Dispensing system helps cut Ottawa hospitals

The pen is the most dangerous, wasteful medical device, according to a healthcare technology evangelist. The paper problem is particularly acute in mental healthcare. Casework involves reviewing and producing reams of paper as a means of sharing information.

“We do a lot of our work via multi-disciplinary teams, so there can be a psychologist, social worker, nutritionist and psychiatrist, all working on the same case,” said Bruce Swan, CEO of the Royal Ottawa Healthcare Group (ROHG), which delivers specialized mental healthcare services to the Ottawa-Carleton region of Ontario.

The problem goes beyond inefficiencies in sharing casework information. The medication error rate in paper-based drug dispensing processes ranges from three to 20 per cent, and the problem is compounded in mental healthcare.

“We’re an acute care psychiatric unit, so drug orders change quickly, especially when the patient is first admitted. We may see the same drug dosage change five or six times in a week,” said Steve Layton, director of pharmacy at the Royal Ottawa Hospital (ROH), one of several facilities that comprise the ROHG.

The ROH recently introduced an automated pharmacy dispensing system developed by Montreal-based McKesson Canada to reduce medication error and clinical time spent by pharmacists and nurses. The system comprises kiosks that package and dispense drugs in each patient-care unit and software. The latter links the kiosks to the hospital’s patient records and pharmacy inventory systems.

The McKesson system tackles a number of issues inherent in a manual system. The ROH was using a traditional hospital distribution system, which supplies bulk quantities of drugs to each floor. Nurses assemble and distribute all the medications needed on their rounds based on patients’ charts, and a paper trail is used to track information.

This process is rife with weak links. The wrong bottle may be selected, or the patient’s chart may be misread, or the medication may not be administered. As is the case with many hospitals, it is the ROH’s policy to recycle unused drugs, which increases the risk of contamination or of a pill being returned to the wrong bottle. For narcotics, nurses do a time-consuming end-of-shift count of pills to track the number on hand. With the McKeeson system, the kiosk can hold up to 350 different kinds of medications in its cabinet.

“It looks like a vending machine, and it knows the amount to drop,” said Olivier Martin, director of medication system design at McKeeson Canada.

Nurses log on to the system and call up a patient’s record on a touchscreen, which presents all active medications prescribed by the physician for the patient. The kiosk delivers single doses, which are packaged and labeled with the dosage strength, lot number and a bar code to identify the patient. The risks of error or contamination are significantly reduced. When medication stocks are depleted, the kiosk sends a message to the pharmacy system to replenish.

“The pharmacy area enters orders specific to the patient [in their inventory database], which in turn feeds info to the kiosk. So there is consistency between the two,” said Martin.

The system offers another benefit that is critical to a publicly funded healthcare system that is subject to scrutiny.

“Case-costing will be much easier. We want to know how much a patient’s hospital stay costs,” said Layton.
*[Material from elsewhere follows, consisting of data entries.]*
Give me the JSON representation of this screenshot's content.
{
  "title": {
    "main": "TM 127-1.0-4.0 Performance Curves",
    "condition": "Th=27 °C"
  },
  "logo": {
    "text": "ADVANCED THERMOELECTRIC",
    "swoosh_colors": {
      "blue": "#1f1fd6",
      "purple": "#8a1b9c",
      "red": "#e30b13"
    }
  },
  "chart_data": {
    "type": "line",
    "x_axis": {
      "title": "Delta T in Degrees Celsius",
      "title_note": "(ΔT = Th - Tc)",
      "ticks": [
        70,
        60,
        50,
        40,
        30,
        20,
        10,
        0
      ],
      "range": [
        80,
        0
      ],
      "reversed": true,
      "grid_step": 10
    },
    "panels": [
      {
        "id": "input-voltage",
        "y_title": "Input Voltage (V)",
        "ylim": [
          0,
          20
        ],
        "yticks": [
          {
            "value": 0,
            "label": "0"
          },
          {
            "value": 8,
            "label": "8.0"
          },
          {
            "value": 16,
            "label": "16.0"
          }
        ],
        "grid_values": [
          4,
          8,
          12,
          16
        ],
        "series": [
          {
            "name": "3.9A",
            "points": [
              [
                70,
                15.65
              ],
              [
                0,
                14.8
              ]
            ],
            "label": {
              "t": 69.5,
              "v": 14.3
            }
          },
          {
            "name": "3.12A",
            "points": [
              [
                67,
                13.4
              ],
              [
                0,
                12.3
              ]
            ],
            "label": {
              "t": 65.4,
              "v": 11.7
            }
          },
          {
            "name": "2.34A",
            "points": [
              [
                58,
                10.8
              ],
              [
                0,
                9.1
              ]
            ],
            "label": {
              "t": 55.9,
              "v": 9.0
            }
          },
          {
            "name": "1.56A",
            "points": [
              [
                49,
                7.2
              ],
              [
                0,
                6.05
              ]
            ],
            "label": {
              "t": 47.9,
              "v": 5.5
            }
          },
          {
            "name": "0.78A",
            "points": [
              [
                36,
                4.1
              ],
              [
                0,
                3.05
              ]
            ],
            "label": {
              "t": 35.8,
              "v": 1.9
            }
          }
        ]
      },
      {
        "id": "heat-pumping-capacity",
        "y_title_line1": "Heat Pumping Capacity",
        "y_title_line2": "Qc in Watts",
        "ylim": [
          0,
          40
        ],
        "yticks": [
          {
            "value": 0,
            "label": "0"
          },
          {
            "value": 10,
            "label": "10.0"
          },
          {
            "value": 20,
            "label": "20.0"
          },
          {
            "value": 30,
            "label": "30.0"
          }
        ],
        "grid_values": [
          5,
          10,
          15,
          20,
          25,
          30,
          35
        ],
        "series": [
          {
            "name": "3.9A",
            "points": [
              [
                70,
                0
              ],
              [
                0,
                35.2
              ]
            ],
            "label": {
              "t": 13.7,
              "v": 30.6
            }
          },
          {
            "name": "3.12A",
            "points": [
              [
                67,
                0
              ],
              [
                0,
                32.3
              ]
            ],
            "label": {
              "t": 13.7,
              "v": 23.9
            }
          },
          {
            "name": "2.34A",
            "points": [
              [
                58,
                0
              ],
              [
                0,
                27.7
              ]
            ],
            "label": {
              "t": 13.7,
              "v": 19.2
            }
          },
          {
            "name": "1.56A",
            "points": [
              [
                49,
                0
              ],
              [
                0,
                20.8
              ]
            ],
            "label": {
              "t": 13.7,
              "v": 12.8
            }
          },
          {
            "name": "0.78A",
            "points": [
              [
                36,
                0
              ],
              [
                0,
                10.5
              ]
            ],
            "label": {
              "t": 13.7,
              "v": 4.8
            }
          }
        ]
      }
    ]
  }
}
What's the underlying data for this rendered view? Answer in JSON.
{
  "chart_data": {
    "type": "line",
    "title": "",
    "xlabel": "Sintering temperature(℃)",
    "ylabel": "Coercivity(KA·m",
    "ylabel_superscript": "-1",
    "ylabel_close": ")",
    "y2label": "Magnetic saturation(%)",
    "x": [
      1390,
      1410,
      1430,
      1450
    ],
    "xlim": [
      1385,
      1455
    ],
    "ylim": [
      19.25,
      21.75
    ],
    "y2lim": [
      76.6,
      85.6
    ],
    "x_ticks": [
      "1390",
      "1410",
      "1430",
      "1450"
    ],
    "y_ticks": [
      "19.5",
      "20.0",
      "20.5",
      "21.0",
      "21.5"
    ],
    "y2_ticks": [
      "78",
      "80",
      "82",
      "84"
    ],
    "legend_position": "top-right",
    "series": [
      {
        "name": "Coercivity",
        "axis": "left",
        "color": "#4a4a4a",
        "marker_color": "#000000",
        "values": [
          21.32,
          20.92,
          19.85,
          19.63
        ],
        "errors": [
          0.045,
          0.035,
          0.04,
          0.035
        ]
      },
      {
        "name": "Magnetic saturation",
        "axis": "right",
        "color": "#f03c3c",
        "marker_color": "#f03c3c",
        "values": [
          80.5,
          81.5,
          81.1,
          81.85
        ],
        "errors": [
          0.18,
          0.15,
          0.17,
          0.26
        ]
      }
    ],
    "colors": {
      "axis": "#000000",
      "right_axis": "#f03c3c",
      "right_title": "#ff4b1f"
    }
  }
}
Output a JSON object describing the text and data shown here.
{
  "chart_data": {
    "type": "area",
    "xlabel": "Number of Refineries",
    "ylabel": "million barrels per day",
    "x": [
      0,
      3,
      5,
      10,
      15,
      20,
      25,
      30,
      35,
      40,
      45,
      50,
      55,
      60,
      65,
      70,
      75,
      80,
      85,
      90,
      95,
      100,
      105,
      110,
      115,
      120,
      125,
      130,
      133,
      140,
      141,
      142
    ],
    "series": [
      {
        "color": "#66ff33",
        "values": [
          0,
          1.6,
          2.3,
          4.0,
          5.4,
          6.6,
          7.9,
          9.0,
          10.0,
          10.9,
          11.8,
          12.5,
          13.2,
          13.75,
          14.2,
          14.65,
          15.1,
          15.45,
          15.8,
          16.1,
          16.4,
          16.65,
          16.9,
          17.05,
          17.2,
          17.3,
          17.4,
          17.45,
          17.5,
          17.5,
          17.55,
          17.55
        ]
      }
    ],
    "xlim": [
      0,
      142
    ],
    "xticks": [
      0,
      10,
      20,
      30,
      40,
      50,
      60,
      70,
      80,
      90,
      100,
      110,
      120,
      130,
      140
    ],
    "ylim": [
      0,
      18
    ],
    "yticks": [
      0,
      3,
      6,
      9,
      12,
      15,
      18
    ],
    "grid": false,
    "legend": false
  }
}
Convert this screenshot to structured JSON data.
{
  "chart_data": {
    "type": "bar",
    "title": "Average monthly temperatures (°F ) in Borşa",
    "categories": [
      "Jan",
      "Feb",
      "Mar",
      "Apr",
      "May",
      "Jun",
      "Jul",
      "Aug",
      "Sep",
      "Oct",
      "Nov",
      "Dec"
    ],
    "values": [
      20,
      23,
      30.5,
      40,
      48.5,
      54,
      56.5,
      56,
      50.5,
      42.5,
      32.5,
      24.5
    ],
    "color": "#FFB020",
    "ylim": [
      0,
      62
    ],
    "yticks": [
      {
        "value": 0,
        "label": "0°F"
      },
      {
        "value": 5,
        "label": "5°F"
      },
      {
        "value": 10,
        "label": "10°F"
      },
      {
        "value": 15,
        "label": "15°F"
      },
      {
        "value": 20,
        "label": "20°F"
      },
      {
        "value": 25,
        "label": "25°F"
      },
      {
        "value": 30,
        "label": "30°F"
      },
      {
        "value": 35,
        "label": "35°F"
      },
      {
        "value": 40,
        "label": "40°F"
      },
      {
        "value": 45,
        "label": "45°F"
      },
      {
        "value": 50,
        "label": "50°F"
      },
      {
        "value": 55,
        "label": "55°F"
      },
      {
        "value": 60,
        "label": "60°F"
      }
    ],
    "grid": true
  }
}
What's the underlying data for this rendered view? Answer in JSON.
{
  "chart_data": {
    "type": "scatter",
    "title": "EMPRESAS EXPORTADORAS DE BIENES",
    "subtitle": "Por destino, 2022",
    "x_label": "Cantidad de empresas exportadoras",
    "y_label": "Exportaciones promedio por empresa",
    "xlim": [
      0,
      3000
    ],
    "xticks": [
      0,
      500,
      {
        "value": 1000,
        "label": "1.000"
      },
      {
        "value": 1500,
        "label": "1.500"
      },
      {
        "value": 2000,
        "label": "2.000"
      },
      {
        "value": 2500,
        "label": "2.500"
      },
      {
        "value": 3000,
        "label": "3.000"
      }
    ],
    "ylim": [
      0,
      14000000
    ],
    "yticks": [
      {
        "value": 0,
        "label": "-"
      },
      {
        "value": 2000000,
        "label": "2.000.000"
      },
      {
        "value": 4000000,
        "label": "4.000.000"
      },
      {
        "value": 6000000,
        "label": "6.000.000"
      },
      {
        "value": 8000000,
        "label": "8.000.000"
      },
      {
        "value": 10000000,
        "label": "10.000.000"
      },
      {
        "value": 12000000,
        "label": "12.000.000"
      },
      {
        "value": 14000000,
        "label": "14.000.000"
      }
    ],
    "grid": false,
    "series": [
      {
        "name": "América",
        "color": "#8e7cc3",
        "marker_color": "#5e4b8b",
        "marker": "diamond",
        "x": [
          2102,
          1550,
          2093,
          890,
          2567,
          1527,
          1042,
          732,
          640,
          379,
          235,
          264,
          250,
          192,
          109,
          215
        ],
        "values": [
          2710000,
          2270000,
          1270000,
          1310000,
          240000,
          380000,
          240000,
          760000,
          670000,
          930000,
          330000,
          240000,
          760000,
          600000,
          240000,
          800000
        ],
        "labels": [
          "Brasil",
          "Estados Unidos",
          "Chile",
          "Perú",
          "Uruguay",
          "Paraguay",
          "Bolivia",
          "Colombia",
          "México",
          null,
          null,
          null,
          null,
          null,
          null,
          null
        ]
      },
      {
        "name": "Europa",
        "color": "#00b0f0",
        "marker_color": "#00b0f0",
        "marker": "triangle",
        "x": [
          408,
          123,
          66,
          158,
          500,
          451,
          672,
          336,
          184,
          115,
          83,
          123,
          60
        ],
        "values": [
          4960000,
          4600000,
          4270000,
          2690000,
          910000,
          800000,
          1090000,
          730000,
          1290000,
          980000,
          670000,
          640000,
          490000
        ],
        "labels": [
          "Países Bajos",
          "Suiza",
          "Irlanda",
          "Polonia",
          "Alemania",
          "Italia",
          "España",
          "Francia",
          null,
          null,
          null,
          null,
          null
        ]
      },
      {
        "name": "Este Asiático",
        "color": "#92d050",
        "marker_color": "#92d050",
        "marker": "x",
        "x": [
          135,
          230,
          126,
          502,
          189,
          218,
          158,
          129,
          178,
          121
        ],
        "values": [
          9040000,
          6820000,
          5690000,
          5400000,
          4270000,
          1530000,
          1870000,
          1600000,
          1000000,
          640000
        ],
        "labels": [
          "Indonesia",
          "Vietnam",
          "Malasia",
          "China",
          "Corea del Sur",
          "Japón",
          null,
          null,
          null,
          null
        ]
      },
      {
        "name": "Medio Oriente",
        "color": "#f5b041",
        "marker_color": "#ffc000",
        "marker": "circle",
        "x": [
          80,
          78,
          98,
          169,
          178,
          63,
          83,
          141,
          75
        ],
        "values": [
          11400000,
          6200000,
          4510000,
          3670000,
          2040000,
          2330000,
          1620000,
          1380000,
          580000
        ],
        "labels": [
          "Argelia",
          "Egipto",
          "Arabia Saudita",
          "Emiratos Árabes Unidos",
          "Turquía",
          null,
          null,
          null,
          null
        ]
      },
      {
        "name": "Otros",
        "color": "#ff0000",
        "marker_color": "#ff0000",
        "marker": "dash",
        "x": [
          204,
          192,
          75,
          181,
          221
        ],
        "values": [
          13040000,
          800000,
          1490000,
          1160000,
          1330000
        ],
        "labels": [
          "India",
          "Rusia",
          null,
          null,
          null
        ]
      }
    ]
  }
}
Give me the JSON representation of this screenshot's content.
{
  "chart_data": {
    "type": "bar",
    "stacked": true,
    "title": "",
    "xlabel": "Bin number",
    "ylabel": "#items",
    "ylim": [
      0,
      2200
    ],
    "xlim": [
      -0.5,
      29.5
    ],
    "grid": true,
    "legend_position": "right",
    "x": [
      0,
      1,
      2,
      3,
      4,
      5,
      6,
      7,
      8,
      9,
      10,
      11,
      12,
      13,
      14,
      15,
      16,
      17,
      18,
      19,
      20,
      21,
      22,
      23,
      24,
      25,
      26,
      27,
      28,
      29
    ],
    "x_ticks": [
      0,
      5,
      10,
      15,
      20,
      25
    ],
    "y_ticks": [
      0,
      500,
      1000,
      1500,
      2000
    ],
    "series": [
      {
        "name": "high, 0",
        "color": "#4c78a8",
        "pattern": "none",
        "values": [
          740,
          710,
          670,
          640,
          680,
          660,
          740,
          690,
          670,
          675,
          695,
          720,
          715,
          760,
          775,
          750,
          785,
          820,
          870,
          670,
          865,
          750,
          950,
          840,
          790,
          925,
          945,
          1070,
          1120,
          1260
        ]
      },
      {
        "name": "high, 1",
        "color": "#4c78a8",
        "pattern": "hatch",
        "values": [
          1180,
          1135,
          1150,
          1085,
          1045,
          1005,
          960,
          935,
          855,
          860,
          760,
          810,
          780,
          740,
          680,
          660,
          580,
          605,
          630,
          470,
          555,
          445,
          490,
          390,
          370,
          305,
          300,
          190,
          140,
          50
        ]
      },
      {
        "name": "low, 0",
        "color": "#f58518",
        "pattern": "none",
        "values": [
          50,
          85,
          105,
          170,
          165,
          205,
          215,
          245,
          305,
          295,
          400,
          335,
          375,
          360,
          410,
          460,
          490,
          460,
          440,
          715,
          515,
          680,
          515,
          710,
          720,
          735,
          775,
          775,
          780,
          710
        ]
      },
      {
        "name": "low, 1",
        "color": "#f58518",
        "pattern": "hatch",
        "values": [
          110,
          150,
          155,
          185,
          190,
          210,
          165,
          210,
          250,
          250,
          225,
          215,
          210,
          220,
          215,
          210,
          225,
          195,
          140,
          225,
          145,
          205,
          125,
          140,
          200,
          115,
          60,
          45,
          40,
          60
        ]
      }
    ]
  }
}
Getting an accurate read was difficult with the old system, because the costs for medications were charged to the ward, instead of being tracked by patient.

In the next phase of the project, wireless integration will extend tracking of medication to the last mile: the patient bedside. “You have a barcode on the package, plus a barcode on the nursing unit, and the next step is to have a barcode related to the patient, so you could use a handheld device to scan barcodes to get a three-way match at the bedside,” said Martin. This next step will substantially reduce the amount of charting and paperwork done by nurses.

The introduction of the McKesson system at the ROH is an advanced component of the ROHG’s broader strategy to expand and upgrade its facilities and services. Construction is underway for a new 188-bed hospital and research facility, slated for completion in December 2006.

When the new hospital opens its doors, it will be the first in Canada to be entirely wireless. The McKesson system will be integrated with the new hospital’s wireless infrastructure.

“When we move in, the kiosks will be on every floor. We are putting some across our current site now so nurses can become familiar with the technology and processes,” said Layton.